Las Vegas – Target Corp. has hired a longtime Kroger executive to oversee its struggling grocery business.
The Minneapolis-based retailer selected Jeff Burt to be its senior vice president of grocery, fresh food and beverages. He will start April 10.
Burt, who has been with Kroger for 30 years, was most recently president of its Fred Meyer division, which is based in Portland, Ore., and operates about 130 stores in Alaska, Idaho, Oregon and Washington. He was previously in charge of Kroger's central division.
"He understands the food business from A to Z," Target CEO Brian Cornell said of Burt on Monday during a keynote speech at Shoptalk, a digital commerce conference in Las Vegas.
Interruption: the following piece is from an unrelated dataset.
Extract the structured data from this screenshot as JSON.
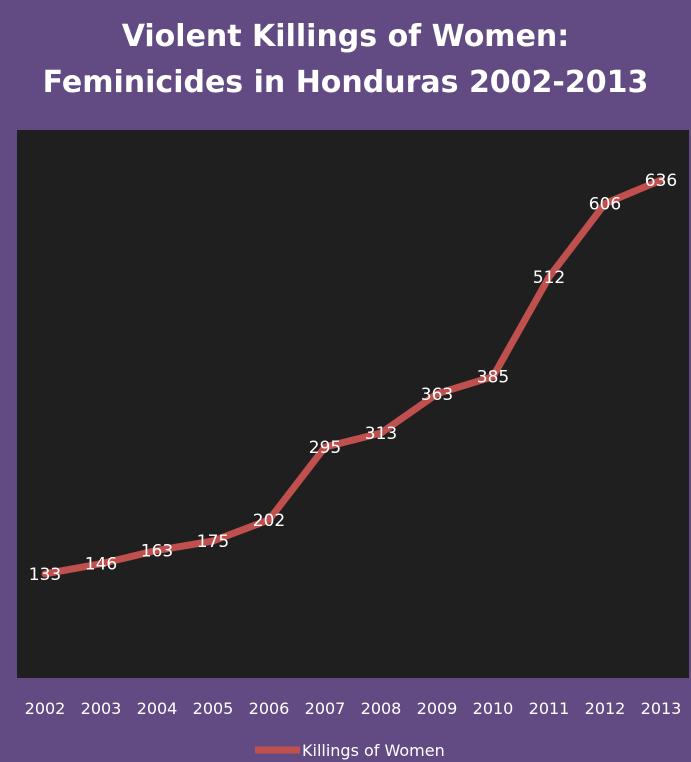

But at the same time, while Target wants to offer customers a great food experience, Cornell noted that groceries will be a complement to the retailer's core business categories of style, wellness, kids and baby products.
Target has been searching for a new grocery chief since Anne Dament left last year. The company's grocery business has continued to see sales declines despite efforts to add more organic food and healthier items as well as rolling out new merchandising displays in select markets.
Food accounts for about one-fifth of Target's overall sales, making it roughly on par with its apparel and accessories business.
Analysts have been pushing the retailer to address shortcomings. More than one expressed disappointment that Cornell did not address it more at the company's investor meeting in New York City at the end of February.
In his new role, Burt will report to Mark Tritton, Target's chief merchandising officer.
"After an extensive search to find a new leader to join our team, I'm confident that Jeff is the right person for the charge," Tritton said in a statement. "His vast industry expertise will accelerate our plans to bring a unique food and beverage experience to Target guests."
In his Shoptalk address, Cornell talked about a new store prototype, which includes an entrance where shoppers will see more "grab and go" food — and beer and wine where allowed.
"I've always admired the love that shoppers have for Target," Burt said in a statement. "There is an opportunity to harness the power of the Target brand to more clearly cater to what consumers want when they're shopping for food and beverage."